Now let’s look at classifiers in a different way. To make things concrete, suppose our classifier was a “dog, cat, monkey” classifier. The input is an image and the output is the classification of the image as a dog, cat, monkey, or neither. We can think of the set {dog, cat, monkey, neither} as the set of possible “messages” to be sent. Then, the random distribution from which images are drawn in our Universe is the encoder and channel combined. Now, this image is fed into the classifier, and the task is to figure out what the original message was (dog, cat, monkey, or neither). This is exactly the task that the channel decoder had to perform: figure out the original message. The difference is, of course, we don’t know from what distribution “cat images” or “monkey images” are drawn, leading to a bigger challenge. However, unlike with error control coding, the set of messages for many classifiers are rather small: standard ImageNet datasets contain around 1000 image categories, or “messages,” but modern error control codes can have block lengths on the order of a 10^6, meaning that the number of possible messages is on the order of 2^{10^6}, vastly exceeding the number of atoms in the known Universe.

Because classifiers are decoders, this is why I conjecture that the same trade-offs that exist in error control coding circuits will extend naturally to machine learning circuits.

For LDPC decoding, in my thesis I showed that if a graph theoretic property called the minimum bisection width of a Tanner graph of the code is high, then the energy consumption of a directly-instantiated LDPC decoder must also be high. But in fact, applying the exact same arguments of my thesis to a neural network graph implies the exact same thing: high minimum bisection width of the neural network graph implies high circuit complexity for directly instantiated neural networks. And by high, I don’t just mean a big constant factor; these results are asymptotic scaling rules. As with coding circuits, and for the exact same reason, as neural networks get bigger, the difference in energy between neural networks with different energy scaling can be made arbitrarily big. And now, neural networks are getting huge (see, for example, Krizhevsky et al., which trained a neural network with 60 million parameters and 650 thousand neurons). This is why I am designing neural network architectures optimizing for this information-friction parameter.

The energy, time, and reliability trade-off in machine learning algorithms

My PhD thesis showed that there was a fundamental and universal trade-off between time, energy, and reliability in a special, widely used type of inference circuit called a decoder, suggesting that a well-engineered decoder must judiciously trade-off these fundamental parameters. But the human brain is also a well evolved inference machine that must judiciously trade-off time, energy, and reliability. In the research on optimal brain damage for neural networks, the information friction energy measure I used in my thesis never comes into play. But, this is an energy measure for which the human brain must be well adapted in order to survive in our environment, because it is a fundamental practical energy limit in our Universe (see Grover, or Chapter 8 of my thesis). Thus, I am now developing tools to train neural networks to mimic human evolution’s time, energy, and reliability trade-offs. The hypothesis is that tuning these parameters correctly will have multiple advantages:

1. The networks that result may mimic human brain structures more accurately, and thus have a better chance of getting high classification accuracy.

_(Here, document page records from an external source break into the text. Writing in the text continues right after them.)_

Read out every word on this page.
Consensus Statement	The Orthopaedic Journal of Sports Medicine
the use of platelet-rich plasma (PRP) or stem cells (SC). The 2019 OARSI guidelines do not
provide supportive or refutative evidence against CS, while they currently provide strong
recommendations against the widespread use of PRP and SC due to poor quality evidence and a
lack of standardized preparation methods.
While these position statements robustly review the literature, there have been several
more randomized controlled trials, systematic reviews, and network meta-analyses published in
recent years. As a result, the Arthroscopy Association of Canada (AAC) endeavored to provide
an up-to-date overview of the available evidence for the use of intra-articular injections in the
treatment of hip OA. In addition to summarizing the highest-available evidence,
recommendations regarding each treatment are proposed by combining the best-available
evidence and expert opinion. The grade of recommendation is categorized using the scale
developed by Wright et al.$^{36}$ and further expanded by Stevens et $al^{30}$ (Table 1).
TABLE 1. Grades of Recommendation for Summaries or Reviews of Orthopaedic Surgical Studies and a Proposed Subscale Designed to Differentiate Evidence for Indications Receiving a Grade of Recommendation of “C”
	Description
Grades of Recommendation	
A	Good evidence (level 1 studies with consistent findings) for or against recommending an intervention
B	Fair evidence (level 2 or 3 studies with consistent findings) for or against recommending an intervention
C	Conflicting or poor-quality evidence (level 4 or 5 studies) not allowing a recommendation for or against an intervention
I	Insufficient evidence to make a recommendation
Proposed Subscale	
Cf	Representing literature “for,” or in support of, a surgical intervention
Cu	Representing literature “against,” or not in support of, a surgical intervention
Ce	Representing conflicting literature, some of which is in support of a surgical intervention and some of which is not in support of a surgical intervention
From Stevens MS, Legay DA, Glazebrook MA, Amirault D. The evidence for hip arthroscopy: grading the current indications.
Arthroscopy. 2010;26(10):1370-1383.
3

2. These techniques will result in more energy efficient neural network architectures, which is essential for their widespread application. This will be especially important for the creation of specialized machine learning circuits.

So what do I predict will be the result of this research? Currently, IBM’s Watson supercomputer (known for winning on the U.S. television game show Jeopardy!) uses 4000 times more energy than its human competitors. As well, modern machine learning tools often make un-humanlike errors (see, for example, the research on adversarial examples here, here, here, and also the discussion here). Thus I conjecture that this research will lead to the discovery of key tools to tune machine learning architectures to both increase reliability while also reducing energy consumption.